That to me seems the simplest fix to avoid losing the dirty bit.
I earlier suggested to replace pmdp_invalidate with something like
old_pmd = pmdp_establish(pmd_mknotpresent(pmd)) (then tlb flush could
then be conditional to the old pmd being present). Making
pmdp_invalidate return the old pmd entry would be mostly equivalent to
that.
The advantage of not changing pmdp_invalidate is that we could skip a
xchg which is more costly in __split_huge_pmd_locked and
madvise_free_huge_pmd so perhaps there's a point to keep a variant of
pmdp_invalidate that doesn't use xchg internally (and in turn can't
return the old pmd value atomically).
If we don't want new messy names like pmdp_establish we could have a
__pmdp_invalidate that returns void, and pmdp_invalidate that returns
the old pmd and uses xchg (and it'd also be backwards compatible as
far as the callers are concerned).
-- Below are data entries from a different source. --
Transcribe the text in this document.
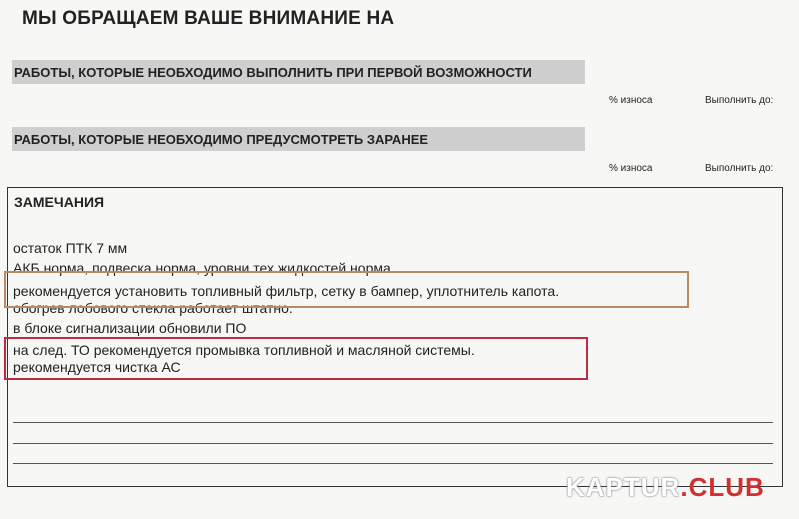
МЫ ОБРАЩАЕМ ВАШЕ ВНИМАНИЕ НА
РАБОТЫ, КОТОРЫЕ НЕОБХОДИМО ВЫПОЛНИТЬ ПРИ ПЕРВОЙ ВОЗМОЖНОСТИ
% износа	Выполнить до:
РАБОТЫ, КОТОРЫЕ НЕОБХОДИМО ПРЕДУСМОТРЕТЬ ЗАРАНЕЕ
% износа	Выполнить до:
ЗАМЕЧАНИЯ
остаток ПТК 7 мм
АКБ норма, подвеска норма, уровни тех жидкостей норма.
рекомендуется установить топливный фильтр, сетку в бампер, уплотнитель капота.
обогрев лобового стекла работает штатно.
в блоке сигнализации обновили ПО
на след. ТО рекомендуется промывка топливной и масляной системы.
рекомендуется чистка АС
KAPTUR.CLUB
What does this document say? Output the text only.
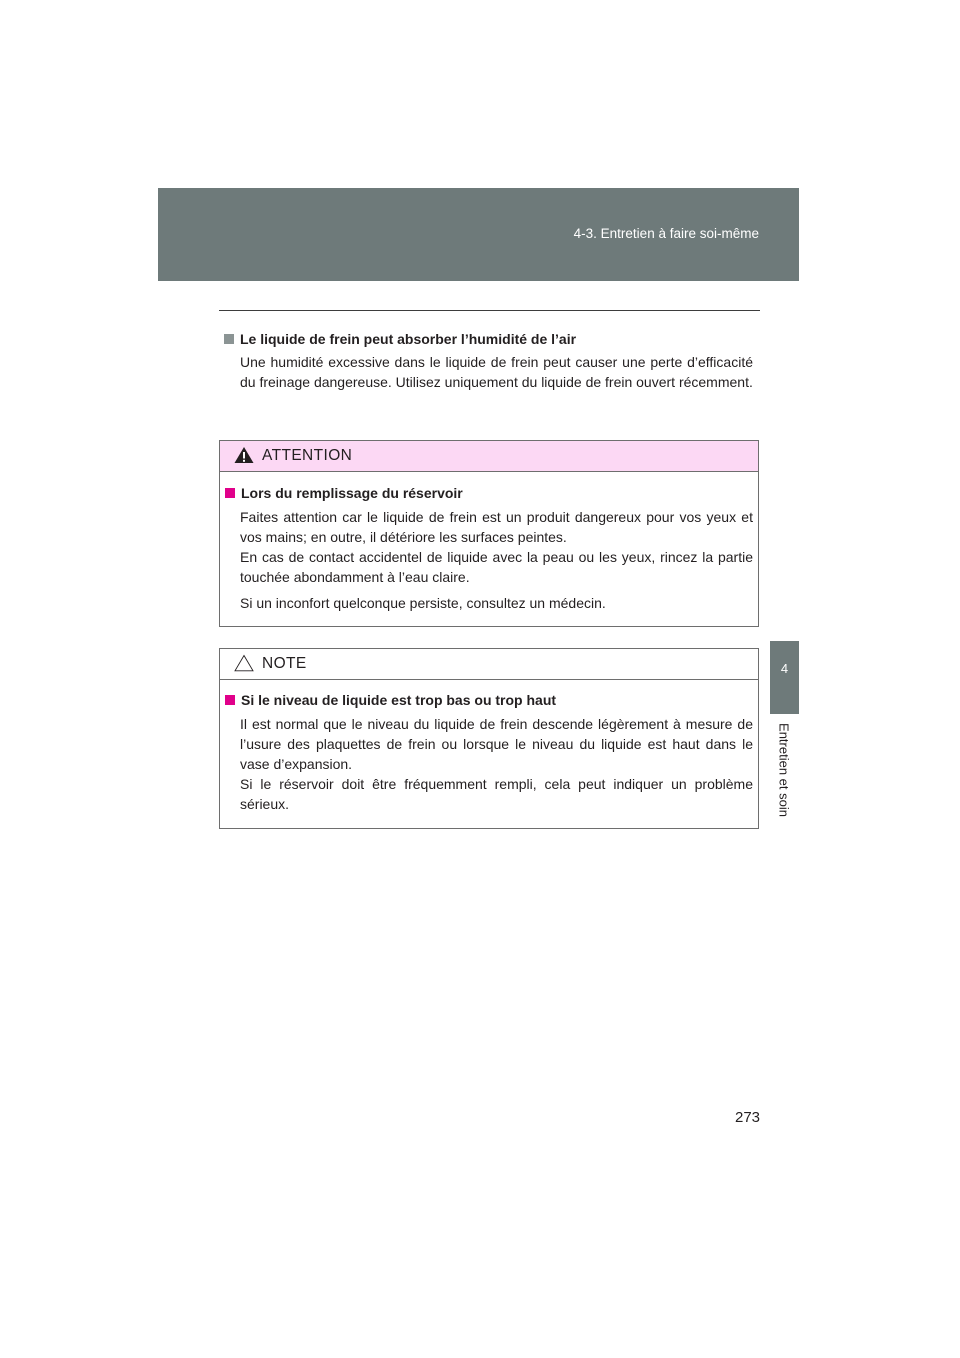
4-3. Entretien à faire soi-même
4
Entretien et soin
Le liquide de frein peut absorber l’humidité de l’air

Une humidité excessive dans le liquide de frein peut causer une perte d’efficacité du freinage dangereuse. Utilisez uniquement du liquide de frein ouvert récemment.

ATTENTION
Lors du remplissage du réservoir

Faites attention car le liquide de frein est un produit dangereux pour vos yeux et vos mains; en outre, il détériore les surfaces peintes.

En cas de contact accidentel de liquide avec la peau ou les yeux, rincez la partie touchée abondamment à l’eau claire.

Si un inconfort quelconque persiste, consultez un médecin.

NOTE
Si le niveau de liquide est trop bas ou trop haut

Il est normal que le niveau du liquide de frein descende légèrement à mesure de l’usure des plaquettes de frein ou lorsque le niveau du liquide est haut dans le vase d’expansion.

Si le réservoir doit être fréquemment rempli, cela peut indiquer un problème sérieux.

273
So those places that don't need the
old value returned and can skip the xchg, could simply
s/pmdp_invalidate/__pmdp_invalidate/ to optimize.
One way or another for change_huge_pmd I think we need a xchg like in
native_pmdp_get_and_clear but that sets the pmd to
pmd_mknotpresent(pmd) instead of zero. And this whole issues
originates because both change_huge_pmd(prot_numa = 1) and
madvise_free_huge_pmd both run concurrently with the mmap_sem for
reading.
In the earlier email on this topic, I also mentioned the concern of
the _notify mmu notifier invalidate that got dropped silently with the
s/pmdp_huge_get_and_clear_notify/pmdp_invalidate/ conversion but I
later noticed the mmu notifier invalidate is already covered by the
caller. So change_huge_pmd should have called pmdp_huge_get_and_clear
in the first place and the _notify prefix in the old code was a
mistake as far as I can tell. So we can focus only on the dirty bit
retention issue.
Thanks,
Andrea
On Wed, Jun 14, 2017 at 04:51:41PM +0300, Kirill A. Shutemov wrote:
> We need an atomic way to make pmd page table entry not-present.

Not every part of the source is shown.